La pasada semana muchos ciudadanos vascos y de los estados español y francés se acercaron para felicitarme y expresar su alegría: se habían enterado de que el juez de la Audiencia Nacional había tomado la decisión de abrir el próximo mes de octubre el periódico "Egin" y Egin-Irratia. Vaya por delante que los citados ciudadanos son gente variopinta que responden a diferentes sensibilidades políticas y que hasta el momento de difundirse la noticia sobre la posibilidad de reabrir periódico y radio habían mante- nido un discreto silencio.
Es curioso este paisanaje que entonces como ahora entendieron perfectamente el porqué del cierre, pues sólo así se explica su contento ante la posible reapertura. Curioso, pues con esta alegría se desprenden de la vergüenza que a escondidas han mantenido desde que Garzón ejecutó la ya célebre "operación persiana". Muchos de ellos parecían haber estado esperando la noticia durante este largo año para desembarazarse de una desagradable sensación de culpa e inmoralidad políticas.
Debemos convenir que Baltasar Garzón es todo un experto en eclipses y en la fenomenología que le ayude a brillar como un astro. El magistrado logra, como nadie, llenar todo tipo de prensa con grandes titulares que ocultan perfecta y exactamente lo contrario de lo que vienen a indicar, pues Garzón, en definitiva, con su nuevo dictamen ha procedido a levantar la persiana que echó con su operación para mostrarnos un gran letrero de "prohibido el paso", colocado en el vestíbulo de "Egin".
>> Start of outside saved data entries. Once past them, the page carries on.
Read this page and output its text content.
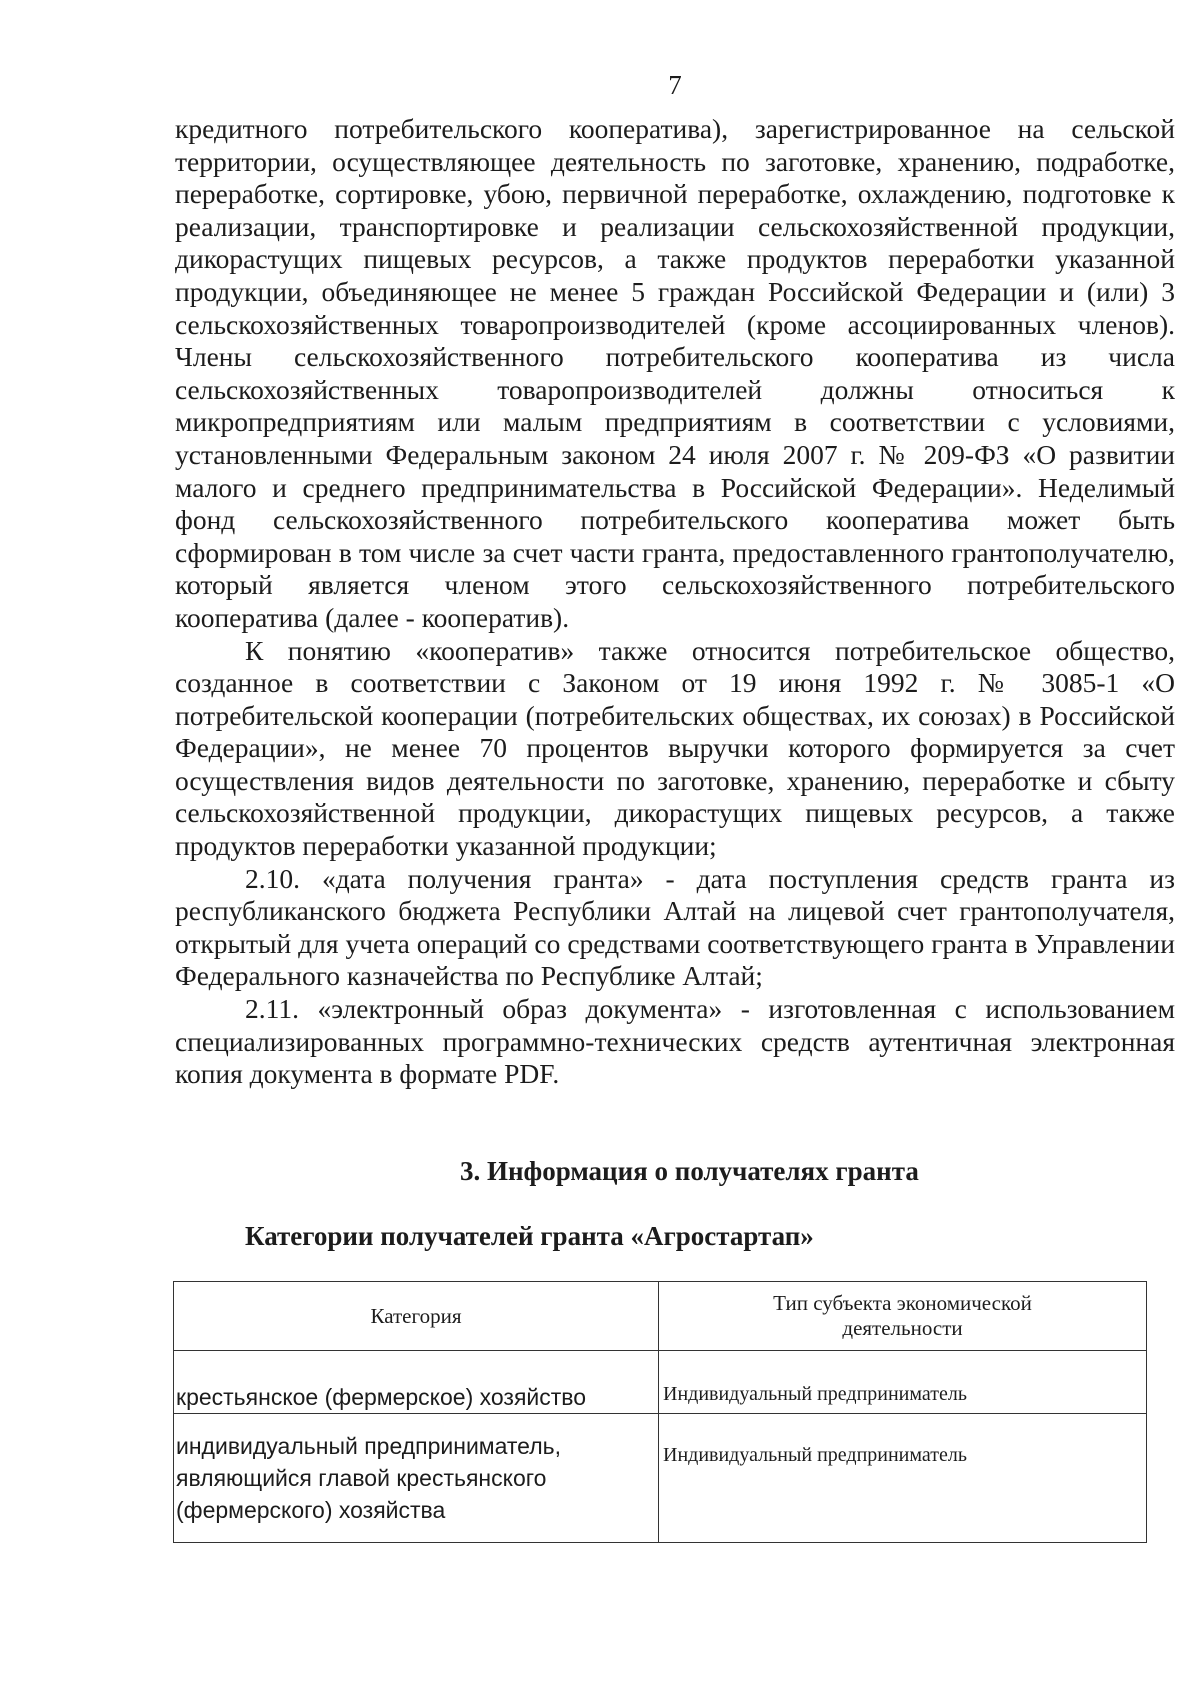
7

кредитного потребительского кооператива), зарегистрированное на сельской территории, осуществляющее деятельность по заготовке, хранению, подработке, переработке, сортировке, убою, первичной переработке, охлаждению, подготовке к реализации, транспортировке и реализации сельскохозяйственной продукции, дикорастущих пищевых ресурсов, а также продуктов переработки указанной продукции, объединяющее не менее 5 граждан Российской Федерации и (или) 3 сельскохозяйственных товаропроизводителей (кроме ассоциированных членов). Члены сельскохозяйственного потребительского кооператива из числа сельскохозяйственных товаропроизводителей должны относиться к микропредприятиям или малым предприятиям в соответствии с условиями, установленными Федеральным законом 24 июля 2007 г. № 209-ФЗ «О развитии малого и среднего предпринимательства в Российской Федерации». Неделимый фонд сельскохозяйственного потребительского кооператива может быть сформирован в том числе за счет части гранта, предоставленного грантополучателю, который является членом этого сельскохозяйственного потребительского кооператива (далее - кооператив).

К понятию «кооператив» также относится потребительское общество, созданное в соответствии с Законом от 19 июня 1992 г. № 3085-1 «О потребительской кооперации (потребительских обществах, их союзах) в Российской Федерации», не менее 70 процентов выручки которого формируется за счет осуществления видов деятельности по заготовке, хранению, переработке и сбыту сельскохозяйственной продукции, дикорастущих пищевых ресурсов, а также продуктов переработки указанной продукции;

2.10. «дата получения гранта» - дата поступления средств гранта из республиканского бюджета Республики Алтай на лицевой счет грантополучателя, открытый для учета операций со средствами соответствующего гранта в Управлении Федерального казначейства по Республике Алтай;

2.11. «электронный образ документа» - изготовленная с использованием специализированных программно-технических средств аутентичная электронная копия документа в формате PDF.

3. Информация о получателях гранта
Категории получателей гранта «Агростартап»
Категория	Тип субъекта экономической деятельности
крестьянское (фермерское) хозяйство	Индивидуальный предприниматель
индивидуальный предприниматель, являющийся главой крестьянского (фермерского) хозяйства	Индивидуальный предприниматель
Dicen los expertos en Derecho que la decisión de Garzón es un "sarcasmo", una medida ínfima que en nada cambia la situación de "Egin". Así será, pero esta mínima concesión a la idea de reapertura extiende y da soporte al íntimo convencimiento generalizado de que aquella barbaridad debe ser enmendada.
Baltasar Garzón, con su nueva martingala no ha abierto el periódico, pero sí ha logrado que aflore un sentimiento de desagravio que indica con claridad cuál era la verdadera opinión, no ya de los ciudadanos que la expresaron casi de inmediato, sino de todos aquellos que se mantuvieron en el silencio distante que sus dirigentes políticos les impusieron. Se dieron cuenta entonces y su satisfacción se convierte ahora, dolorosamente tarde, en expresión que ofrece la medida de aquella brutalidad.
No quiere soltar el hueso el magistrado, pero tampoco quiere mantener imagen de feroce en estos tiempos en los que nos aproximamos al aniversario de la tregua más esperanzadora que Euskal Herria ha mantenido nunca. Por esto Garzón sigue en pleno eclipse, abre una puerta y tapia la entrada. Por esto habla de liberar la expresión y sigue desvalijándonos a todos los procesados de nuestros ya escasos bienes patrimoniales, amén de esquilmarnos con unas fianzas que constituyeron el único alzamiento de bienes perseguible de oficio.
No quiere soltar la presa el magistrado, pero el empeño comienza a ser su autorretrato, pues con cada decisión de prórroga sigue ofreciéndonos nuevas versiones del porqué se atrevió Aznar, cuando se vio rodeado de turcos, a cerrar el periódico.
Quizás, además de imposible, sea innecesario abrir "Egin", pero debo insistir en que es inexcusable recuperarlo. Al fin y al cabo es como si estuviera cautiva la bandera de nuestra expresión, pues mientras esto no ocurra, la democracia en Euskal Herria estará bajo la oscuridad del eclipse total que nos procura ese obstáculo que es el invento España.